Goodia medicaginea, commonly known as western golden tip, is a species of flowering plant in the family Fabaceae and is endemic to southern continental Australia. It is a shrub with trifoliate leaves, the leaflets narrowly egg-shaped with the narrower end towards the base, and mostly yellow, pea-like flowers with red to purplish-black or brown markings.

==Description==
Goodia medicaginea is a shrub that typically grows to a height of up to 1.5 m. Its leaves are trifoliate with egg-shaped leaflets, the narrower end towards the base, 4–32 mm long and 2–20 mm wide on a petiole 5–25 mm long. The leaves are more or less glabrous and dull bluish green when young. The flowers are mostly yellow with red to purplish-black or brown markings, arranged in racemes 10–40 mm long, each flower 6–10.5 mm long on a pedicel up to 5 mm long.
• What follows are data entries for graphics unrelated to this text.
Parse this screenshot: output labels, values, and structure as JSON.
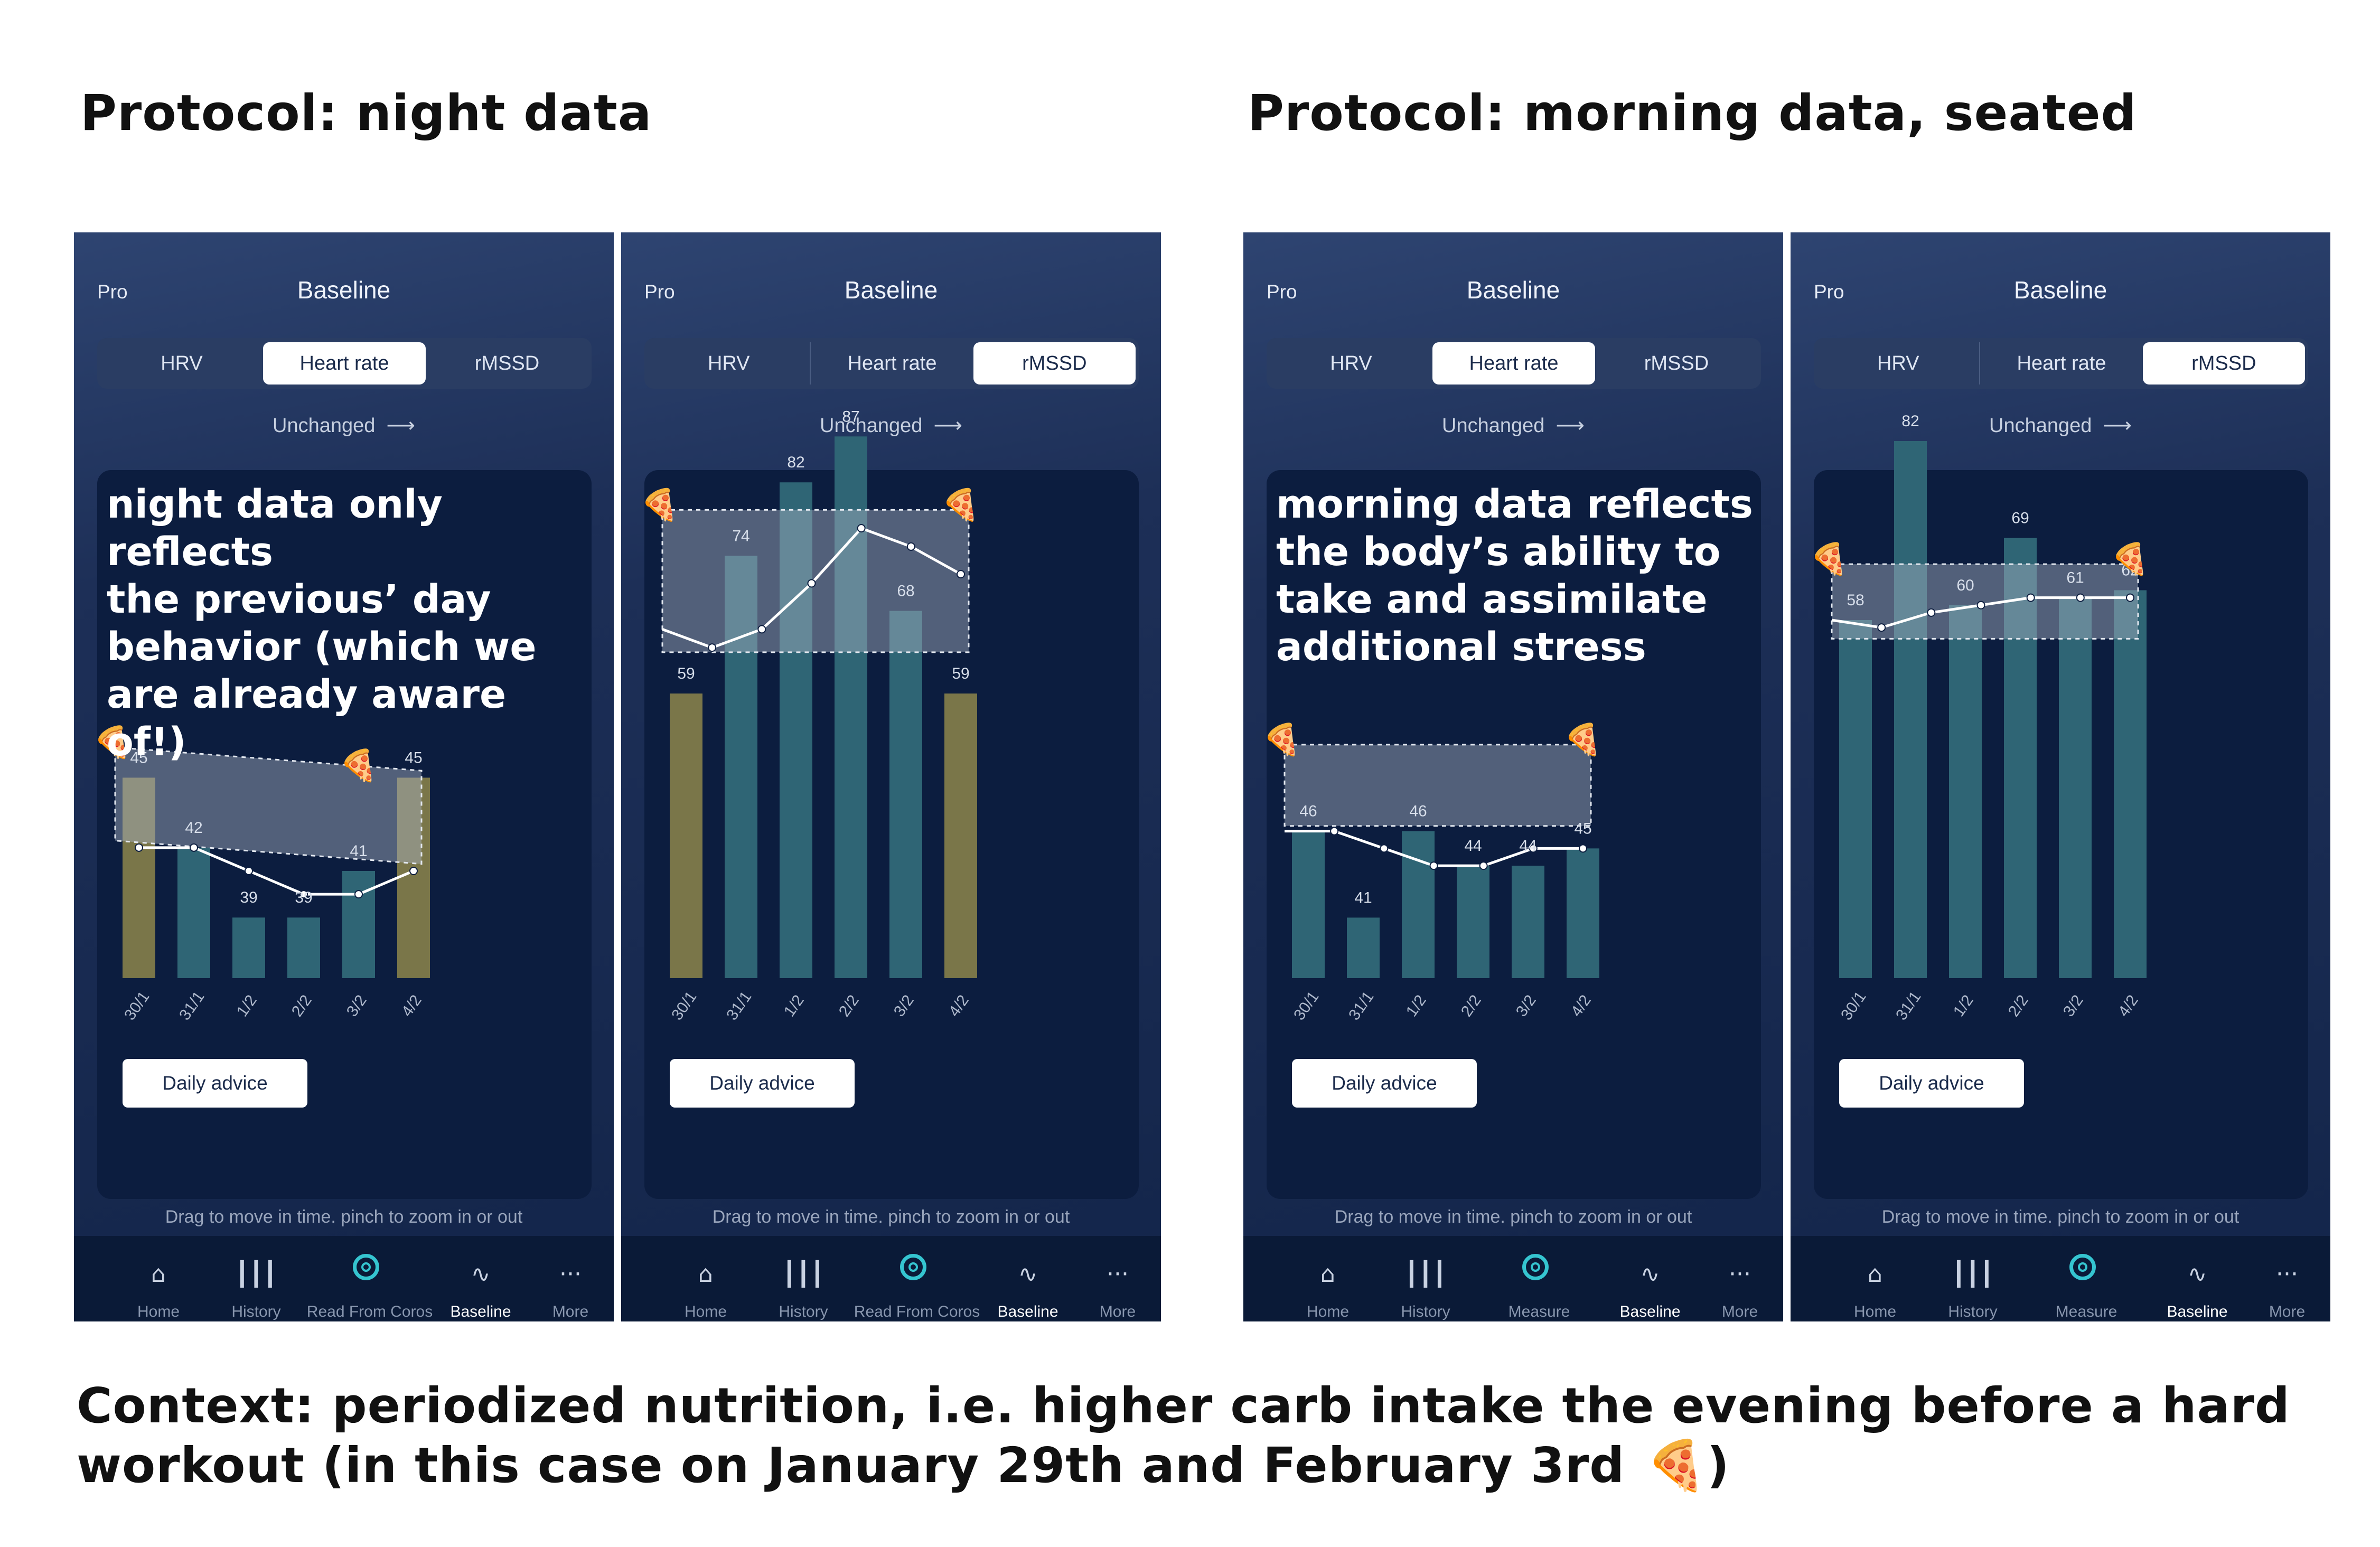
{
  "headings": {
    "left": "Protocol: night data",
    "right": "Protocol: morning data, seated"
  },
  "context": {
    "text": "Context: periodized nutrition, i.e. higher carb intake the evening before a hard workout (in this case on January 29th and February 3rd",
    "icon": "pizza-icon",
    "closing": ")"
  },
  "colors": {
    "background": "#13254a",
    "card": "#0c1d3f",
    "bar_normal": "#2f6575",
    "bar_highlight": "#7a7649",
    "band": "#a9b4c4",
    "accent": "#35c5d0"
  },
  "phones": [
    {
      "pro": "Pro",
      "title": "Baseline",
      "tabs": [
        "HRV",
        "Heart rate",
        "rMSSD"
      ],
      "active_tab": 1,
      "trend": "Unchanged",
      "trend_icon": "arrow-right-icon",
      "overlay": [
        "night data only reflects",
        "the  previous’ day",
        "behavior (which we",
        "are already aware of!)"
      ],
      "advice": "Daily advice",
      "hint": "Drag to move in time. pinch to zoom in or out",
      "nav": [
        "Home",
        "History",
        "Read From Coros",
        "Baseline",
        "More"
      ],
      "active_nav": 3,
      "chart_data": {
        "type": "bar",
        "categories": [
          "30/1",
          "31/1",
          "1/2",
          "2/2",
          "3/2",
          "4/2"
        ],
        "values": [
          45,
          42,
          39,
          39,
          41,
          45
        ],
        "highlight": [
          true,
          false,
          false,
          false,
          false,
          true
        ],
        "value_labels": [
          "45",
          "42",
          "39",
          "39",
          "41",
          "45"
        ],
        "baseline_line": [
          42,
          42,
          41,
          40,
          40,
          41
        ],
        "band_top": [
          46.3,
          45.3
        ],
        "band_bottom": [
          42.3,
          41.3
        ],
        "ylim": [
          36.4,
          62
        ],
        "pizza_markers": [
          0,
          4
        ]
      }
    },
    {
      "pro": "Pro",
      "title": "Baseline",
      "tabs": [
        "HRV",
        "Heart rate",
        "rMSSD"
      ],
      "active_tab": 2,
      "trend": "Unchanged",
      "trend_icon": "arrow-right-icon",
      "overlay": [],
      "advice": "Daily advice",
      "hint": "Drag to move in time. pinch to zoom in or out",
      "nav": [
        "Home",
        "History",
        "Read From Coros",
        "Baseline",
        "More"
      ],
      "active_nav": 3,
      "chart_data": {
        "type": "bar",
        "categories": [
          "30/1",
          "31/1",
          "1/2",
          "2/2",
          "3/2",
          "4/2"
        ],
        "values": [
          59,
          74,
          82,
          87,
          68,
          59
        ],
        "highlight": [
          true,
          false,
          false,
          false,
          false,
          true
        ],
        "value_labels": [
          "59",
          "74",
          "82",
          "87",
          "68",
          "59"
        ],
        "baseline_line": [
          66,
          64,
          66,
          71,
          77,
          75,
          72
        ],
        "band_top": [
          79,
          79
        ],
        "band_bottom": [
          63.5,
          63.5
        ],
        "ylim": [
          28,
          93
        ],
        "pizza_markers": [
          0,
          5
        ]
      }
    },
    {
      "pro": "Pro",
      "title": "Baseline",
      "tabs": [
        "HRV",
        "Heart rate",
        "rMSSD"
      ],
      "active_tab": 1,
      "trend": "Unchanged",
      "trend_icon": "arrow-right-icon",
      "overlay": [
        "morning data reflects",
        "the body’s ability to",
        "take and assimilate",
        "additional stress"
      ],
      "advice": "Daily advice",
      "hint": "Drag to move in time. pinch to zoom in or out",
      "nav": [
        "Home",
        "History",
        "Measure",
        "Baseline",
        "More"
      ],
      "active_nav": 3,
      "chart_data": {
        "type": "bar",
        "categories": [
          "30/1",
          "31/1",
          "1/2",
          "2/2",
          "3/2",
          "4/2"
        ],
        "values": [
          46,
          41,
          46,
          44,
          44,
          45
        ],
        "highlight": [
          false,
          false,
          false,
          false,
          false,
          false
        ],
        "value_labels": [
          "46",
          "41",
          "46",
          "44",
          "44",
          "45"
        ],
        "baseline_line": [
          46,
          46,
          45,
          44,
          44,
          45,
          45
        ],
        "band_top": [
          51,
          51
        ],
        "band_bottom": [
          46.3,
          46.3
        ],
        "ylim": [
          37.5,
          72
        ],
        "pizza_markers": [
          0,
          5
        ]
      }
    },
    {
      "pro": "Pro",
      "title": "Baseline",
      "tabs": [
        "HRV",
        "Heart rate",
        "rMSSD"
      ],
      "active_tab": 2,
      "trend": "Unchanged",
      "trend_icon": "arrow-right-icon",
      "overlay": [],
      "advice": "Daily advice",
      "hint": "Drag to move in time. pinch to zoom in or out",
      "nav": [
        "Home",
        "History",
        "Measure",
        "Baseline",
        "More"
      ],
      "active_nav": 3,
      "chart_data": {
        "type": "bar",
        "categories": [
          "30/1",
          "31/1",
          "1/2",
          "2/2",
          "3/2",
          "4/2"
        ],
        "values": [
          58,
          82,
          60,
          69,
          61,
          62
        ],
        "highlight": [
          false,
          false,
          false,
          false,
          false,
          false
        ],
        "value_labels": [
          "58",
          "82",
          "60",
          "69",
          "61",
          "62"
        ],
        "baseline_line": [
          58,
          57,
          59,
          60,
          61,
          61,
          61
        ],
        "band_top": [
          65.5,
          65.5
        ],
        "band_bottom": [
          55.5,
          55.5
        ],
        "ylim": [
          10,
          90
        ],
        "pizza_markers": [
          0,
          5
        ]
      }
    }
  ]
}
The sepals are 3.0–5.3 mm long and joined at the base, the lower three sepal lobes shorter than the sepal tube at maturity. Flowering occurs in August and September and the fruit is an egg-shaped to oblong pod 12–23 mm long.

==Taxonomy==
Goodia medicaginea was first formally described in 1858 by Ferdinand von Mueller in his Fragmenta Phytographiae Australiae. The specific epithet (medicaginea) means "like Medicago".

==Distribution and habitat==
Western golden tip occurs in Western Australia, South Australia, Victoria and New South Wales. In Western Australia it grows in granitic soils on granite rocks in the south-west, in Victoria at scattered locations in the southern half of the state, and in New South Wales in mallee communities south from Nymagee.